Taking photos of star formations and galaxies seems difficult and expensive, but this video gives some helpful tips to encourage photographers to try using inexpensive equipment:
The first part of the video explains how to capture a basic photo of the stars and amplify the faint light of constellations. You will simply need a DSLR camera and a sturdy tripod. Switch over to manual mode and use camera settings such as these (this may vary depending on lighting conditions, but you could try it as a starting point):
- Aperture: Somewhere around f/5.6
- Shutter Speed: Long shutter speed such as 30″
- ISO: Somewhere around 800
The video offers the idea of using a notecard to block the light while pressing the shutter button to eliminate vibrations. But I would suggest just using the self-timer mode or a remote shutter if you have one.
However, the next move includes a telescope, so if you do not have access to a telescope, you are not likely to get the results shown in the video. If you do have a telescope, the following ideas are quite interesting:
- Place a compact camera up to the telescope eyepiece and take a photo.
- Purchase an adapter for your SLR and attach it to the telescope instead of the eyepiece.
- Purchase a webcam with interchangeable lens and use a similar adapter technique as item 2.

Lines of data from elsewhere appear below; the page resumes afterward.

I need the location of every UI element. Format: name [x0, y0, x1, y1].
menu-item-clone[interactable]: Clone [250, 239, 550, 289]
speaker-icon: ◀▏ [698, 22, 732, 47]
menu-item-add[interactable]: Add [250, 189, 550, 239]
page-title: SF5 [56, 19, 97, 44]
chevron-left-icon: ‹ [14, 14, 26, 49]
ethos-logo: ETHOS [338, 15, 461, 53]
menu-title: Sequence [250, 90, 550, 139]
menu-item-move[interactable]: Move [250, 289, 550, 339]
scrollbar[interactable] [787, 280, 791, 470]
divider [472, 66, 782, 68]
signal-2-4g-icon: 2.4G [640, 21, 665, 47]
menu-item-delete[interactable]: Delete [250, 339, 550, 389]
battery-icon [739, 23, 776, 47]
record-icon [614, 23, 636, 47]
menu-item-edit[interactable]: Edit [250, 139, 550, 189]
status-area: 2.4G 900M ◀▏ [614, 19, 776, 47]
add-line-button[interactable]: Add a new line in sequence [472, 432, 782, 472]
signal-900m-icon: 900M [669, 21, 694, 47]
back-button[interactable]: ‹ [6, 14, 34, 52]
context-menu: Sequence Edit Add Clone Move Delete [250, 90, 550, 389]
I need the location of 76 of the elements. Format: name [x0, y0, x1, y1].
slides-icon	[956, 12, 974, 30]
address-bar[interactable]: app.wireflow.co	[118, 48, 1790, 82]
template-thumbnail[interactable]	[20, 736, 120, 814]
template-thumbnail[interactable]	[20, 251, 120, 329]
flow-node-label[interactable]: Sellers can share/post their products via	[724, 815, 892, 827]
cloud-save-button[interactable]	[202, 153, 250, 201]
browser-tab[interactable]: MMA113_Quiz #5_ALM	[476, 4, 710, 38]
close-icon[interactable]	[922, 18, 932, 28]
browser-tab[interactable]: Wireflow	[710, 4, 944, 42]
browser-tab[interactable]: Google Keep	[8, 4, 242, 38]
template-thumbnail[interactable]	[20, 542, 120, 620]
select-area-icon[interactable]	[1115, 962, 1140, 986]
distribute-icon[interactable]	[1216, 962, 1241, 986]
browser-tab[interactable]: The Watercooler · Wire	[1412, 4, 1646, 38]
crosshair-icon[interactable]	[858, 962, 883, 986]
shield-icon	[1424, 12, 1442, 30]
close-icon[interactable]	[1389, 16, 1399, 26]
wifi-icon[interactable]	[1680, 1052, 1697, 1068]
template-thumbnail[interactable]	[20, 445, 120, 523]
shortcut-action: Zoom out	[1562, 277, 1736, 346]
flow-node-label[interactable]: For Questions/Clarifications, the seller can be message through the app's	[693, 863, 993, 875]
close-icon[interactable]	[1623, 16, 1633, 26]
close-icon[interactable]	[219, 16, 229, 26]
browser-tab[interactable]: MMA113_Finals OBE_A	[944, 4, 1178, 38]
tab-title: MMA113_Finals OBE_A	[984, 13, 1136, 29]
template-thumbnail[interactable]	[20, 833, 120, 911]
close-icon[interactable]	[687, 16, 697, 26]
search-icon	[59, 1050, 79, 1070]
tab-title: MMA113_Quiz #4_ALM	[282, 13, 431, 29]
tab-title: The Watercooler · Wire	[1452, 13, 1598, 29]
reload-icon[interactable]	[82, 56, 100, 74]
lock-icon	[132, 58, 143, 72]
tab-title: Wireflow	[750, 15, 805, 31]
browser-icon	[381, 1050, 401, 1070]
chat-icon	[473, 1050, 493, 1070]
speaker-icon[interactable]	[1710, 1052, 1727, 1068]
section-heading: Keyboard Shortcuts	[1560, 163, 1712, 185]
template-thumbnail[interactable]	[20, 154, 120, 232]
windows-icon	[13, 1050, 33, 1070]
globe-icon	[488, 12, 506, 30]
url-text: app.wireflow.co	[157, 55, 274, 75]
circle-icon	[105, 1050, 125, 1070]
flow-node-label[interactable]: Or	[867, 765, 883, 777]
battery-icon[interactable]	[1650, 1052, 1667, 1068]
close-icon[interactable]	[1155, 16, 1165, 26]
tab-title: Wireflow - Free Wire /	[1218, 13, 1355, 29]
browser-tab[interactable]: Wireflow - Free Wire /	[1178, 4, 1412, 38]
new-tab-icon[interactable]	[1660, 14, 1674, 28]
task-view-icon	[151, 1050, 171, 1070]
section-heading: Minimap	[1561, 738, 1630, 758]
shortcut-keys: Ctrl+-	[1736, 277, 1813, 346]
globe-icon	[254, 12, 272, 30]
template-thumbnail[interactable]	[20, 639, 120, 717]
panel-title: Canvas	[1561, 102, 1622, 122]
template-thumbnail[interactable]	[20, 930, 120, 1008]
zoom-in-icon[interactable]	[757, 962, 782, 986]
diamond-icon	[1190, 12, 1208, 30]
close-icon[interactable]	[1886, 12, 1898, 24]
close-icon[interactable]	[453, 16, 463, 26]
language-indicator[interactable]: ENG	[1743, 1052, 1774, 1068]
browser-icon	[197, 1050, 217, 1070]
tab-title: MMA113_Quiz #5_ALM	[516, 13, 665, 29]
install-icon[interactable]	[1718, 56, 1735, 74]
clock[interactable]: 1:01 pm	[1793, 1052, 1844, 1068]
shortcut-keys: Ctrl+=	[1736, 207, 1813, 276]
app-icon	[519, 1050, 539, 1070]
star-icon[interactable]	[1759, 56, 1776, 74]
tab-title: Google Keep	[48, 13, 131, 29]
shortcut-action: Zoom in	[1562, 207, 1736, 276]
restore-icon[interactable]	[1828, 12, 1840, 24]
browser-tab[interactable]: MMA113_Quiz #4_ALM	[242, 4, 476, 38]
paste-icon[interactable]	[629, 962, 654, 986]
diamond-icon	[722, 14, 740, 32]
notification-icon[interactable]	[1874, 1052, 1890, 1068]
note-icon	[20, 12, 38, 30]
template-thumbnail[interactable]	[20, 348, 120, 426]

The webcam idea was interesting because after taking a fairly blurry short video, the narrator used composite imaging software to combine the video frames into a single, clearer image. The examples in the video were high quality amateur photographs that could inspire individuals with an interest in astronomy. With a small investment in the extra adapters, photographers with a telescope may capture their own images of nebulae, planets and star formations they can see with their telescope.